In its revised guidelines, the UGC has mandated that all final year exams be conducted amid the COVID-19 pandemic, while following the Standard Operating Procedure.
However, in the wake of the consistently worsening situation of the COVID-19 pandemic, some state governments had already cancelled university exams, while asking universities to consider adopting an alternative marking system.
The UGC's guidelines prompted not just students, but also teachers' associations and youth wings of political parties to the Supreme Court.
Before the Court, the power of the UGC to lay down a direction of this nature while overriding the provisions of the Disaster Management Act was called into question. Another question that was put before the Court was whether state governments can declare against holding of exams when it is the UGC which is empowered to confer degrees on students.
A host of Senior Counsel including Abhishek Manu Singhvi, Shyam Divan, and Arvind Datar argued in favour of the interests of the students. They pointed out that the decision taken by some state governments to cancel the exams was only on account of the COVID-19 figures. Under normal circumstances, a deferment or cancellation of exams would not be stipulated.

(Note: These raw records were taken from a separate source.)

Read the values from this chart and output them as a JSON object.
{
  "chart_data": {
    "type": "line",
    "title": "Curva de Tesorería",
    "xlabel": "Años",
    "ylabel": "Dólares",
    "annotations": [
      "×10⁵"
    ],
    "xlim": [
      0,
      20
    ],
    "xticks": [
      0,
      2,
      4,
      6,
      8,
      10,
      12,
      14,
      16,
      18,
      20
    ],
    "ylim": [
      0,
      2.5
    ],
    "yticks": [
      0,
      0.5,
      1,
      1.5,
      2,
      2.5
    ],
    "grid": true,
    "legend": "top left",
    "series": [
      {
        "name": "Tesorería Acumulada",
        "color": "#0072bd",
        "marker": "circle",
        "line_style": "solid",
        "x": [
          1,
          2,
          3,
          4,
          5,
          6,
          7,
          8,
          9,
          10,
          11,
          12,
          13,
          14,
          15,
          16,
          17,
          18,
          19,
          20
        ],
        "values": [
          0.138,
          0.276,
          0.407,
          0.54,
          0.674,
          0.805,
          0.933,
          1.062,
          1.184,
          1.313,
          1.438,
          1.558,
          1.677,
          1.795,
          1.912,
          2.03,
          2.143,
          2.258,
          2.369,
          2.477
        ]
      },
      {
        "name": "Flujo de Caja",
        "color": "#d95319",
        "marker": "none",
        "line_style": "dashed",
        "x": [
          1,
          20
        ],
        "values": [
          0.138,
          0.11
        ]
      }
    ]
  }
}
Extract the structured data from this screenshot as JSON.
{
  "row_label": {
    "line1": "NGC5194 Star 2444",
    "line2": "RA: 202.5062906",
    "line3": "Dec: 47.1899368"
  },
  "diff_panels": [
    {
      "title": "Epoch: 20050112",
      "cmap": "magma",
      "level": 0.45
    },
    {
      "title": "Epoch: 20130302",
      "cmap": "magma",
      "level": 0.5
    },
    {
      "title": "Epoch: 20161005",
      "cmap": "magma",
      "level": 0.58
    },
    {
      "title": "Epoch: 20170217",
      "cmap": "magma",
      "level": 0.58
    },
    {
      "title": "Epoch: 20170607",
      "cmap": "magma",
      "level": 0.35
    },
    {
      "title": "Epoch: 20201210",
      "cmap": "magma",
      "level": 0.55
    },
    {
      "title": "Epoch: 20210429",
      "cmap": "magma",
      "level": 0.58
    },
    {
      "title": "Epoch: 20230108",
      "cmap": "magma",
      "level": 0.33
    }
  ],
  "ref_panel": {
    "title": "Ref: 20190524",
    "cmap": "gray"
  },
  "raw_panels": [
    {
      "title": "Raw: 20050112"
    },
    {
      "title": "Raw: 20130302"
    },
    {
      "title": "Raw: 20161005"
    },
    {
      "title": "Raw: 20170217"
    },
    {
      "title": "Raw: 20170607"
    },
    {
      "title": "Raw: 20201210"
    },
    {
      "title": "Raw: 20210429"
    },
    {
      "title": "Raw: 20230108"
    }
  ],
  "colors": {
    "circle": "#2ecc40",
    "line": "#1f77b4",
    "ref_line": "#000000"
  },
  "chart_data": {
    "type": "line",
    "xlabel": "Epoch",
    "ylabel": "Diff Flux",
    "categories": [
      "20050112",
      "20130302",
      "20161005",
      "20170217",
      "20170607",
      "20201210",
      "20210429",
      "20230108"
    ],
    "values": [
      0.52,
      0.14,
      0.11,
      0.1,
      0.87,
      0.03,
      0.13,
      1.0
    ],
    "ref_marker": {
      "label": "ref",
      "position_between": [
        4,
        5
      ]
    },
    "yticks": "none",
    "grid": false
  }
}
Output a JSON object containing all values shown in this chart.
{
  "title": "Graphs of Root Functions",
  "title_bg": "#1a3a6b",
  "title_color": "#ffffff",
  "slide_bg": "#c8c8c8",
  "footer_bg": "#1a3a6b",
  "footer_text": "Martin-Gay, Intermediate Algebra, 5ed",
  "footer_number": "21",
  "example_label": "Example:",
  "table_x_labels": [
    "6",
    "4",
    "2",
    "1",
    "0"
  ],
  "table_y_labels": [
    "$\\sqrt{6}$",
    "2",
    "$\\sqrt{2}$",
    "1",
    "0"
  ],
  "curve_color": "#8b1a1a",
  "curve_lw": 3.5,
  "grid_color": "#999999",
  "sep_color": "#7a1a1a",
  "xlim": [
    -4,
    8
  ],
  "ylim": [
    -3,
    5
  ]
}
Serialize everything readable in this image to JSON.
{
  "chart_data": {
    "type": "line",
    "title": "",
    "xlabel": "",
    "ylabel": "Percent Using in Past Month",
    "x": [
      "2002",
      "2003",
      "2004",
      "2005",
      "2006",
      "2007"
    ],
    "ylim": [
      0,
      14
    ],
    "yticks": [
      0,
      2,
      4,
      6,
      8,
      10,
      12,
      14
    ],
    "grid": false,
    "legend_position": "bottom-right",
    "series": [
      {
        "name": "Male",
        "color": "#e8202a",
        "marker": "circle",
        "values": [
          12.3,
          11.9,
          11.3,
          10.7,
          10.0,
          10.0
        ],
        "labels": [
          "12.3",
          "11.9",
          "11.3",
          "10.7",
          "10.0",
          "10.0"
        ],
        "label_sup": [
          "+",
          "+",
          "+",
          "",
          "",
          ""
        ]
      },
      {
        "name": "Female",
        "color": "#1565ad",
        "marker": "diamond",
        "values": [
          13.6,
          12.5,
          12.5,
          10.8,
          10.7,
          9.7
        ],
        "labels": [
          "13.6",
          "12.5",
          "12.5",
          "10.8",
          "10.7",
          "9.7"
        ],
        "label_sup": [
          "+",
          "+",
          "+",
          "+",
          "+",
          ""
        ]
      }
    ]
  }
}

Singhvi said that the UGC's initial guidelines displayed an element of sensitivity and flexibility. However, the same was completely absent in its revised guidelines which fixed a deadline of September 30 without taking into consideration the ground situation in different places.
He also questioned the UGC's rationale behind refusing to hold exams in April when the COVID-19 pandemic was still at its nascent stages.
Divan argued that Union Ministry of Home Affairs guidelines direct for educational institutions to be closed and that the guidelines may be made stricter by the states if required, but cannot be diluted. The holding of exams would essentially lead to the dilution of these guidelines, Divan said.
Datar explained to the Court the availability of option to adopt an alternative marking system as per the UGC's provisions.
Senior Advocates KV Vishwanathan and Jaideep Gupta raised pertinent points as regards disparity in access to resources for students to give the exams in online mode. Datar also added that the students with special needs have been left out of consideration.
Solicitor General Tushar Mehta argued that the UGC is not equipped to confer degrees without exams and the decision to conduct exams has been taken keeping in view the interests of the students, many of whom have applied for jobs and further studies.
Mehta argued that the guidelines have a statutory mandate and that they are mandatory in nature. States do not have the power to unilaterally decide that exams will be cancelled, considering it is the UGC that has the governing power in this domain, Mehta submitted.
The Supreme Court, after concluding the arguments in the case, had directed the parties to submit their written submissions if any, and had reserved the judgment on August 18.